Headlines
Times UK: Hands in challenge to the music industry:
GUY HANDS is throwing down the gauntlet to the rest of the music industry to match his much-criticised turnround plan for EMI.
“I would like to be as big as the big three [music groups] and bigger,” he said, after visiting EMI staff in New York and Nashville to explain his scheme to strip out £200m of costs and reengage with music-buying consumers.
“We have a sensible plan to survive. The other labels need to have a plan to do that. They haven’t put anything forward yet. I would hate to find that we are the largest simply because the others have died.”
That seems unlikely for some time because Universal dwarfs EMI, particularly on its home British turf, where it has been losing market share. Hands’s Terra Firma is also fighting a rear-guard action to hold on to top-selling artists such as the Rolling Stones and Robbie Williams.
Telegraph: Guy Hands: EMI must dump artists to survive:
In an interview with The Daily Telegraph, the new owner reiterates the point: “About a third of the artists who sign with EMI never make an album,” he says. “We’re going to drop a fair number of them. You’ve got to get them to a level where you can provide a super service.”

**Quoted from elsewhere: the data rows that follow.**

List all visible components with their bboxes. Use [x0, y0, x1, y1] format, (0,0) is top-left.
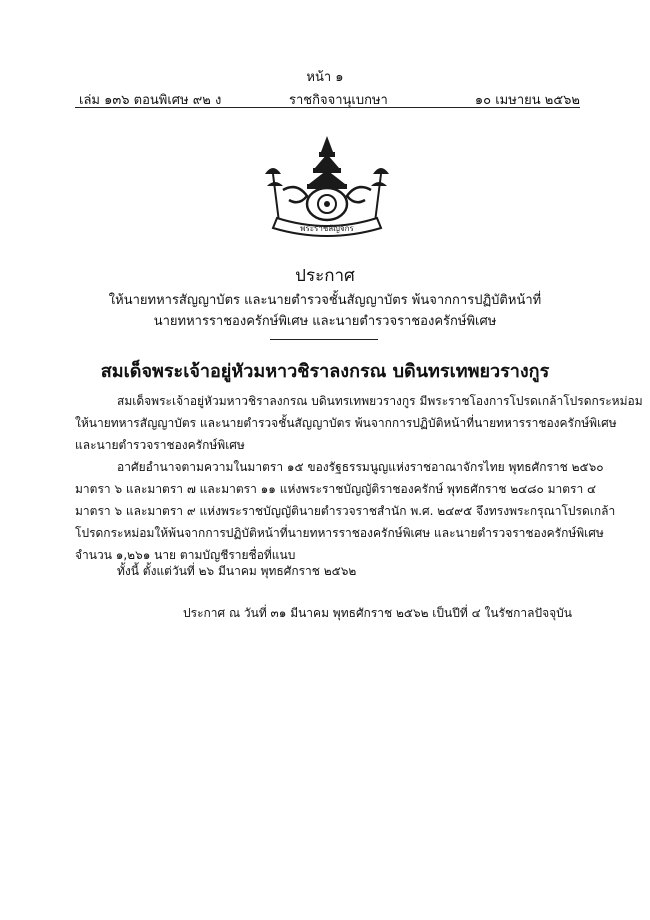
- body-line: จำนวน ๑,๒๖๑ นาย ตามบัญชีรายชื่อที่แนบ: [75, 548, 296, 562]
- body-line: โปรดกระหม่อมให้พ้นจากการปฏิบัติหน้าที่นายทหารราชองครักษ์พิเศษ และนายตำรวจราชองครักษ์พิเศษ: [75, 526, 604, 540]
- announcement-subtitle-line-2: นายทหารราชองครักษ์พิเศษ และนายตำรวจราชองครักษ์พิเศษ: [153, 314, 497, 329]
- body-line: มาตรา ๖ และมาตรา ๙ แห่งพระราชบัญญัตินายตำรวจราชสำนัก พ.ศ. ๒๔๙๕ จึงทรงพระกรุณาโปรดเกล้า: [75, 504, 616, 518]
- volume-issue: เล่ม ๑๓๖ ตอนพิเศษ ๙๒ ง: [79, 93, 222, 108]
- body-line: และนายตำรวจราชองครักษ์พิเศษ: [75, 438, 245, 452]
- gazette-name: ราชกิจจานุเบกษา: [289, 93, 388, 108]
- announcement-subtitle-line-1: ให้นายทหารสัญญาบัตร และนายตำรวจชั้นสัญญาบัตร พ้นจากการปฏิบัติหน้าที่: [108, 293, 542, 308]
- paragraph-legal-basis: [75, 456, 616, 566]
- title-divider: [270, 339, 378, 340]
- emblem-ribbon-text: พระราชลัญจกร: [300, 224, 354, 233]
- king-heading: สมเด็จพระเจ้าอยู่หัวมหาวชิราลงกรณ บดินทรเทพยวรางกูร: [100, 361, 550, 382]
- body-line: สมเด็จพระเจ้าอยู่หัวมหาวชิราลงกรณ บดินทรเทพยวรางกูร มีพระราชโองการโปรดเกล้าโปรดกระหม่อม: [117, 394, 643, 408]
- body-line: มาตรา ๖ และมาตรา ๗ และมาตรา ๑๑ แห่งพระราชบัญญัติราชองครักษ์ พุทธศักราช ๒๔๘๐ มาตรา ๔: [75, 482, 597, 496]
- header-divider: [75, 107, 580, 108]
- page-number: หน้า ๑: [306, 70, 344, 85]
- paragraph-royal-command: [75, 390, 643, 456]
- effective-date: ทั้งนี้ ตั้งแต่วันที่ ๒๖ มีนาคม พุทธศักราช ๒๕๖๒: [117, 564, 357, 578]
- royal-garuda-emblem-icon: [259, 134, 395, 238]
- publication-date: ๑๐ เมษายน ๒๕๖๒: [474, 93, 580, 108]
- body-line: ให้นายทหารสัญญาบัตร และนายตำรวจชั้นสัญญาบัตร พ้นจากการปฏิบัติหน้าที่นายทหารราชองครักษ์พิเศษ: [75, 416, 617, 430]
- announcement-title: ประกาศ: [295, 266, 355, 286]
- body-line: อาศัยอำนาจตามความในมาตรา ๑๕ ของรัฐธรรมนูญแห่งราชอาณาจักรไทย พุทธศักราช ๒๕๖๐: [117, 460, 604, 474]
- proclamation-date: ประกาศ ณ วันที่ ๓๑ มีนาคม พุทธศักราช ๒๕๖๒ เป็นปีที่ ๔ ในรัชกาลปัจจุบัน: [183, 606, 572, 620]
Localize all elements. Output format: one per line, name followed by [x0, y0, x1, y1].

Hands’s operations are usually only reported in the business pages, but the intoxicating mix of big money, outraged superstars and internecine warfare has guaranteed him front page headlines.
When he presented his job-cutting proposals to employees this week, he was surrounded by minders to protect him from the paparazzi. Terra Firma finds itself cast as a villainous asset-stripper, ram-raiding the family jewels and crushing delicate artistes underfoot.
But when the smoke clears, it has to be acknowledged that Hands has faced the facts that EMI had tried to hide from.
FT: Man in the news: Guy Hands:
“He is a tough negotiator and has a hell of a temper,” says a senior banker who has worked closely with him. “He can blow hot and cold really quickly.”
Mr Hands has an impatient manner, interrupting meetings to answer calls about other deals. Someone who has seen him work says: “He rules Terra Firma with a rod of iron, so no one else speaks in negotiations, even if he is accompanied by a team of people, which is unusual in private equity.” Mr Hands describes his leadership style as “blunt, direct and not very tactful”.